Increasingly, adult alcohol and drug treatment services are being commissioned with this approach, which places renewed emphasis on how these services work collectively and co-operatively with children’s and adults social care services, to improve outcomes for children affected by parental problem alcohol and drug use.
2.1 Safeguarding the children of alcohol and drug-dependent parents
Working together to safeguard children defines safeguarding and promoting the welfare of children as:
- protecting children from maltreatment
- preventing impairment of children’s health or development
- ensuring that children grow up in circumstances consistent with the provision of safe and effective care
- taking action to enable all children to have the best outcomes
2.2 Numbers of parents who are dependent on drugs and alcohol
The PHE Parental alcohol and drug use toolkit provides local authority level estimates of the numbers of children affected by parental dependent use of opiates and alcohol. It details the numbers of parents and children already known to alcohol and drug treatment services, which allows local authorities to see if the needs of alcohol and opiate dependent parents are being met in their area.
The figures in the toolkit show that an estimated 21% of alcohol dependent parents, and 52% of opiate dependent parents, were in treatment for their dependence in 2016 to 2017.
The toolkit also summarises the main impacts on children of parents’ dependent alcohol and drug use.
2.3 How parents’ alcohol and drug use affects children
Parental problem alcohol and drug use affects children and their experiences of family life in a number of ways. And it’s not just parent’s dependent alcohol and drug use which is a problem. Parents who are using alcohol and drugs at higher risk levels can also have an impact on children.
Pregnant women with complex needs including problem alcohol and drug use can face barriers in accessing and maintaining contact with antenatal care and may require additional support, information and care. The National Institute for Health and Care Excellence (NICE) has published a clinical guideline on a model for service provision for pregnant women with complex social factors.
Analysis by Loughborough University suggests that 7% of young carers are looking after a parent or relative with drug or alcohol use problems. Of these, 28% had received an assessment and 40% were missing school, or had other indicators of educational difficulties.
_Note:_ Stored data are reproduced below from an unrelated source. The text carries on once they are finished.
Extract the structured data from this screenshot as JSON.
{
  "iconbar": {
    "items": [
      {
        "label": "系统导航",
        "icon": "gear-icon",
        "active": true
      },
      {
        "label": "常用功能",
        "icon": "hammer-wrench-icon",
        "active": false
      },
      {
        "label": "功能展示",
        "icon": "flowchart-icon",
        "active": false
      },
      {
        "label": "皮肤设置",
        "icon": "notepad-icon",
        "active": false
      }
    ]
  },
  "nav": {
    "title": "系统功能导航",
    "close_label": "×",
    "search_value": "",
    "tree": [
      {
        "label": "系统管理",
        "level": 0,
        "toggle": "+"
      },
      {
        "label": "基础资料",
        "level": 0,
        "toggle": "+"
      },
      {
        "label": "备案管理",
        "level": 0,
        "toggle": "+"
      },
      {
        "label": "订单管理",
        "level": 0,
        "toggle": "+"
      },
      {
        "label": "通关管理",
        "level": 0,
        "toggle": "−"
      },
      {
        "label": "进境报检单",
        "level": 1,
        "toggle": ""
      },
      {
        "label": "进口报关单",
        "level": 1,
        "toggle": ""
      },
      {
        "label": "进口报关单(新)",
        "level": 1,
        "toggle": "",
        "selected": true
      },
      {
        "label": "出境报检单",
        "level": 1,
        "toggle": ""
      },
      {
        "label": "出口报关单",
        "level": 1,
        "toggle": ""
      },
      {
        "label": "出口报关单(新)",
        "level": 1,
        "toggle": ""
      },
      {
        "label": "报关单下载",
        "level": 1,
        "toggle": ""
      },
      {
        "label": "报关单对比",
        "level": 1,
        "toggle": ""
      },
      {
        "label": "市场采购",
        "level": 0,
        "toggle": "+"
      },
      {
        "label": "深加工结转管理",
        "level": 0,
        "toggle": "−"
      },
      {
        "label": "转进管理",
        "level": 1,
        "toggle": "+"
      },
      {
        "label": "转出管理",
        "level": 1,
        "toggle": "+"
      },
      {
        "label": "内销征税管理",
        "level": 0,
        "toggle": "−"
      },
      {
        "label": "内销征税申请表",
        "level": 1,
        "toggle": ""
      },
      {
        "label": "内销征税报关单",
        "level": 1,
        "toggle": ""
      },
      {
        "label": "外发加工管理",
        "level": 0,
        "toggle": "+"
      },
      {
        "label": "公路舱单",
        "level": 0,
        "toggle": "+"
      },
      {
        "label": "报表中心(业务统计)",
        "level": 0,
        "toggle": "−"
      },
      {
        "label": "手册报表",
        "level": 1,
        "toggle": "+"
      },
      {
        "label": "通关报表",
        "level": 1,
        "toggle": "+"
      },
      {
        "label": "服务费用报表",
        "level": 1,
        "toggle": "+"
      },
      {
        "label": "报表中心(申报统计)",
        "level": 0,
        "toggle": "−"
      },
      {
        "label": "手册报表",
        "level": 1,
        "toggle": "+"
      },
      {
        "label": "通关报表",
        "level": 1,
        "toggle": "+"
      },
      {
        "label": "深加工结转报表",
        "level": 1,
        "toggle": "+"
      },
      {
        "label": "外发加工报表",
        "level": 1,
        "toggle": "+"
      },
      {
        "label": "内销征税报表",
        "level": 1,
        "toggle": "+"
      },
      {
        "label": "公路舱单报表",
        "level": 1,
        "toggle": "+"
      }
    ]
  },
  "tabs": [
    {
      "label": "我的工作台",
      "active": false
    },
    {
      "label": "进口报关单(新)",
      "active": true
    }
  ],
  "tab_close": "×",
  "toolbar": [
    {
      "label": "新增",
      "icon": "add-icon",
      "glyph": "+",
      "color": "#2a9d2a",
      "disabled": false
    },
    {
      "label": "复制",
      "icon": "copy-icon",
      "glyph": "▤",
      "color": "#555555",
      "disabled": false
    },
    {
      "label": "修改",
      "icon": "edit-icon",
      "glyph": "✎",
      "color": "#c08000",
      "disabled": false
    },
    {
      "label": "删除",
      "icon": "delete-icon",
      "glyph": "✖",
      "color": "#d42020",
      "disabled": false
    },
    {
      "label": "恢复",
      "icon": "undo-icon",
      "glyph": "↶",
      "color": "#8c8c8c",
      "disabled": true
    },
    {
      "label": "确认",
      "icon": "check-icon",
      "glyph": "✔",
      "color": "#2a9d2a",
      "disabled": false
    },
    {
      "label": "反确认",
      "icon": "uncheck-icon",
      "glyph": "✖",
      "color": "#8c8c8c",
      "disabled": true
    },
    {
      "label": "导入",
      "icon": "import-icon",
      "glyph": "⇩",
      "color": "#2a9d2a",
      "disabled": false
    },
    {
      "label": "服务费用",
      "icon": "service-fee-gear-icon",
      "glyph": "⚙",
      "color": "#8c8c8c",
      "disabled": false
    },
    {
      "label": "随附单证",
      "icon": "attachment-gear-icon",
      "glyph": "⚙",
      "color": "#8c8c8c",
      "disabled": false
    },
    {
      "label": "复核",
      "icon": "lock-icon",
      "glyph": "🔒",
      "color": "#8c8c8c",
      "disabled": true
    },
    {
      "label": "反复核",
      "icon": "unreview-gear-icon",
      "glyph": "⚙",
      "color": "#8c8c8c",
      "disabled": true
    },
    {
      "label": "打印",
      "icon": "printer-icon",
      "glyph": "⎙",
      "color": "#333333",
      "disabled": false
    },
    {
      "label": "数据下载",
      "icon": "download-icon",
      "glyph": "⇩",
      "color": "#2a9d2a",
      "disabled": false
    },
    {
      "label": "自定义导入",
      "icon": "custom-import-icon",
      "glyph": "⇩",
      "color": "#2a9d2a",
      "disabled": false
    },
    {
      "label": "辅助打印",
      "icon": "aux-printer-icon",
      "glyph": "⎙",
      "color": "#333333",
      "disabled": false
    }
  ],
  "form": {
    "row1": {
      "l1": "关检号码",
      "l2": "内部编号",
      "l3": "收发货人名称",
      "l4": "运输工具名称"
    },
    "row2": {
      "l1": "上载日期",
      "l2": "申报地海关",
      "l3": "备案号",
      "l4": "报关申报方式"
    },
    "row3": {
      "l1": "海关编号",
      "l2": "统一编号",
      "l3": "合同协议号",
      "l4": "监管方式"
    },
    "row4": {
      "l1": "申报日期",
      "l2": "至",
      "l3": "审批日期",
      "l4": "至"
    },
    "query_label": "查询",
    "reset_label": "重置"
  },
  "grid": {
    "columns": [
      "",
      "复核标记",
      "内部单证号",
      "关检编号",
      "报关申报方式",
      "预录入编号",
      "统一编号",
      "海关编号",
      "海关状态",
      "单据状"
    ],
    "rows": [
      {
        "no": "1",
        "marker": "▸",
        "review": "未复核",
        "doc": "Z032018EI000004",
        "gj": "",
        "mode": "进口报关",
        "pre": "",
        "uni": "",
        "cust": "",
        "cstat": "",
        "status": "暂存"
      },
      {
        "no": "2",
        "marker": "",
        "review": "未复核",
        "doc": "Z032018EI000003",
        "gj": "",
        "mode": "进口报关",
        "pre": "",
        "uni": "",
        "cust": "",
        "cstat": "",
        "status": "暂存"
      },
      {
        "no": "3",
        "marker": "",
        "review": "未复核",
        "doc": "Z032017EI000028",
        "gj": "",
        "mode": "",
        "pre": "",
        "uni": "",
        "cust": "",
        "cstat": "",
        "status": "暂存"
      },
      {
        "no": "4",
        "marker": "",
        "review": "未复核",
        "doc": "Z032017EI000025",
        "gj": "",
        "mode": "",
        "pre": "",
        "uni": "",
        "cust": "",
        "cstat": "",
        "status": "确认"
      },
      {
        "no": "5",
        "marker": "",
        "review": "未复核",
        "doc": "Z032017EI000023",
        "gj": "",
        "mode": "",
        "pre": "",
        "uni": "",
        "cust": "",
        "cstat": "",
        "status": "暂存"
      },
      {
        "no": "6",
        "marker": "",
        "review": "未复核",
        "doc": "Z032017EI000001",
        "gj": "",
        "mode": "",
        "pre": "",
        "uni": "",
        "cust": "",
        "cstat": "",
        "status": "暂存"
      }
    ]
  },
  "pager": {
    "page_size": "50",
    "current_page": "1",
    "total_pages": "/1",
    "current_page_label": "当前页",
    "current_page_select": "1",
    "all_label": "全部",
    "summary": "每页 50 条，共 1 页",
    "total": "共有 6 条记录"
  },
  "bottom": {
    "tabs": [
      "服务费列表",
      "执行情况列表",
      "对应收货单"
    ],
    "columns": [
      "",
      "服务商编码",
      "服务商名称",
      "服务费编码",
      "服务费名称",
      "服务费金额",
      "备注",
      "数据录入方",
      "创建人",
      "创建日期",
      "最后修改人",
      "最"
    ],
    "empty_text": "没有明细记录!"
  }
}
The Department for Education’s (DfE’s) Characteristics of children in need showed that in 2016 to 2017, drug use was assessed as a factor (either parent or child-related) in 19.7% of cases and alcohol use was a factor in 18%. It also shows that all children in need have poor outcomes at every stage of education, they start behind other children in the early years and that gap widens throughout school.
Problem parental alcohol and drug use is a common feature in serious case reviews (local enquiries into the death of, or serious injury to, a child where neglect or abuse is known or suspected, including where drugs were ingested by the child). In a Department for Education analysis of these reviews, parental alcohol and drug use was present in over a third of reviews (37% and 38% respectively), with at least 1 of these present in 47% of cases.
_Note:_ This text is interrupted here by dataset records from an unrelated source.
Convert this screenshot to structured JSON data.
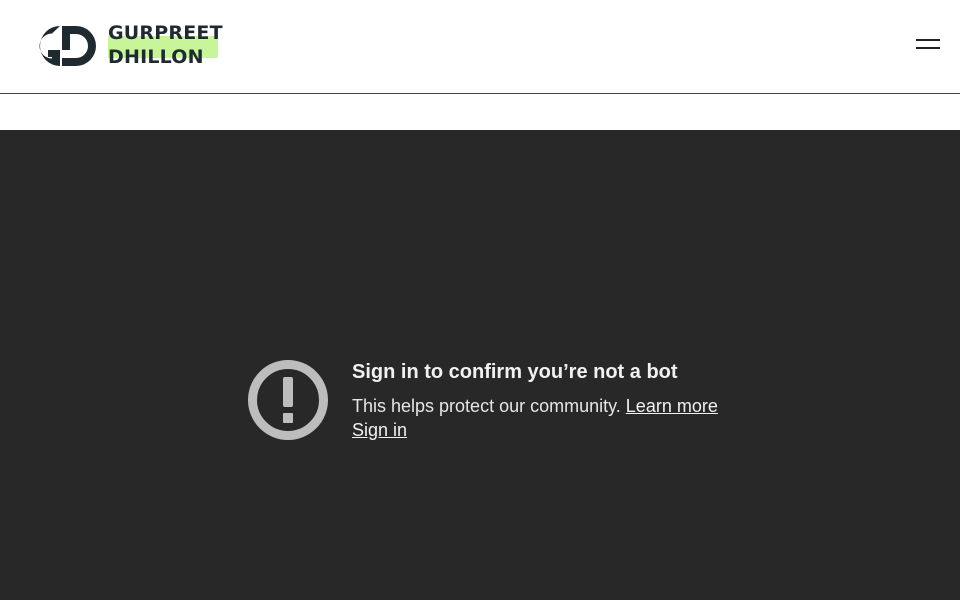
{
  "header": {
    "logo": {
      "line1": "GURPREET",
      "line2": "DHILLON",
      "mark_icon": "gd-monogram-icon",
      "accent_color": "#c8f59a",
      "text_color": "#1e2a30"
    },
    "menu_icon": "hamburger-menu-icon"
  },
  "player": {
    "background": "#282828",
    "alert_icon": "exclamation-circle-icon",
    "title": "Sign in to confirm you’re not a bot",
    "message": "This helps protect our community.",
    "learn_more_label": "Learn more",
    "sign_in_label": "Sign in"
  }
}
The same DfE report pointed out that in many families, where there had been a sudden infant death of children aged 0 to 9 months (where maltreatment was not a direct cause of the death) they appeared to have led chaotic lives which included substance misuse.
Analysis by the Association of Directors of Children’s Services found that double the proportion of early help assessments were for ‘trigger trio’ reasons (substance misuse, domestic violence, and poor mental health) in 2017 to 18 than 2 years before.
2.4 Understanding more about parental alcohol and drug misuse
Further research shows there are more nuanced ways of understanding the full extent of impacts and risks according to age and gender of the child and co-existing health and social issues found in families where 1 or more parents use alcohol and drugs in a dependent or high risk way.
A report by The Children’s Commissioner found that children living with parental alcohol misuse come to the attention of services later than children living with parental drug misuse. Boys are less likely than girls to seek help and are more likely to come to the attention of services because of their behaviour, such as through youth offending services, than for the harm they are experiencing.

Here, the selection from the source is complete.